Anomaly-free Hyperspherical Hamiltonian spaces for simple reductive groups
Guodong Tang, Chen Wan, Lei Zhang
TL;DR
The work addresses the problem of classifying anomaly-free hyperspherical Hamiltonian spaces for simple reductive groups and identifying their conjectural duals under the BZSV duality. It develops and applies a strategy based on the BZSV quadruple framework, leveraging Levi-centralizers, spherical subgroup classifications, and multiplicity-free coisotropic representations to produce a complete Type A and Type E8 analysis, with polarized/vector-space duals and Whittaker induction extending results to general simple G. The paper provides explicit classifications and dual pairs, organized into comprehensive tables, and discusses computational tools (e.g., GAP/SLA) and conjectural mechanisms (Whittaker induction, period integrals) that connect these geometric objects with automorphic and Langlands-theoretic structures.
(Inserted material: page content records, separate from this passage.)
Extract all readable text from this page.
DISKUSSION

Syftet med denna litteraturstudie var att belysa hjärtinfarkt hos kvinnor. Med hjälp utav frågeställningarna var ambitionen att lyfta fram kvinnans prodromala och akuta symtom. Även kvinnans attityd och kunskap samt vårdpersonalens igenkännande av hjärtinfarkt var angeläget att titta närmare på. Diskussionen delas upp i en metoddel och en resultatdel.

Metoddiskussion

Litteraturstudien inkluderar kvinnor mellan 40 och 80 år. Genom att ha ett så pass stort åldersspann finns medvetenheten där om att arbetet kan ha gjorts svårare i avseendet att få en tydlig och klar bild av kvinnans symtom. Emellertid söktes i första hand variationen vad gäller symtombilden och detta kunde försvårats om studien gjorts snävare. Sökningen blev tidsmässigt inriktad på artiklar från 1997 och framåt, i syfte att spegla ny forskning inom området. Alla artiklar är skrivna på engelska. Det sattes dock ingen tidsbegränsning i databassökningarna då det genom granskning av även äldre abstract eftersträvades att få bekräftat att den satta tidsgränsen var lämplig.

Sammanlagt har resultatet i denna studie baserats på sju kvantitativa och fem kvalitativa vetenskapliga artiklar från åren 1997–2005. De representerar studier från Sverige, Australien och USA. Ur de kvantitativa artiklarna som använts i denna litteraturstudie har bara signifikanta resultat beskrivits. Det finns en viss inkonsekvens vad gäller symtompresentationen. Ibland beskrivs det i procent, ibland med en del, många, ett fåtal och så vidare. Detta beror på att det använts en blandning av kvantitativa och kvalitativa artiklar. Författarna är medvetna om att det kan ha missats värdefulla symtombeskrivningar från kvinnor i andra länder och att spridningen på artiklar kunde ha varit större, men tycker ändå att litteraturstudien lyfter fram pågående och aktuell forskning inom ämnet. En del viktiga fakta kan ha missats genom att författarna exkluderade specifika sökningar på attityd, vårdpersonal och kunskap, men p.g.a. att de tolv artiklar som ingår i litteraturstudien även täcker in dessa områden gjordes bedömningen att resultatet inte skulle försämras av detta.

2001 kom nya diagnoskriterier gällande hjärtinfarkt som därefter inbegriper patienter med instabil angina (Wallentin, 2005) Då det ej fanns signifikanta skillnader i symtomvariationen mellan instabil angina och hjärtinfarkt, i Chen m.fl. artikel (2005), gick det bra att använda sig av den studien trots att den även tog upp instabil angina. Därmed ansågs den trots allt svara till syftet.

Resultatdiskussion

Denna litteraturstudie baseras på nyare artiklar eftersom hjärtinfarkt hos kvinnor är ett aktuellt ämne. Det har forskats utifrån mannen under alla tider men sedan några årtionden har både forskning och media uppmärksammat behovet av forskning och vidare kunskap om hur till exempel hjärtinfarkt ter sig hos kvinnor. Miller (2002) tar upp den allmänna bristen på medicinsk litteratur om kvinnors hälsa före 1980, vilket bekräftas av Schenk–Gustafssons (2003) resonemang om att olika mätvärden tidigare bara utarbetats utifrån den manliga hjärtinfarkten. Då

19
Overall, the results establish a unified geometric framework for anomaly-free hyperspherical spaces and their duals, enabling new perspectives on period integrals and their automorphic significance, while offering a complete catalog for simple groups and a platform for future extensions to non-simple cases.
Abstract
In this paper, we provide a complete list of anomaly-free hyperspherical Hamiltonian spaces for simple reductive groups, as well as their conjectural dual spaces in the sense of BZSV duality.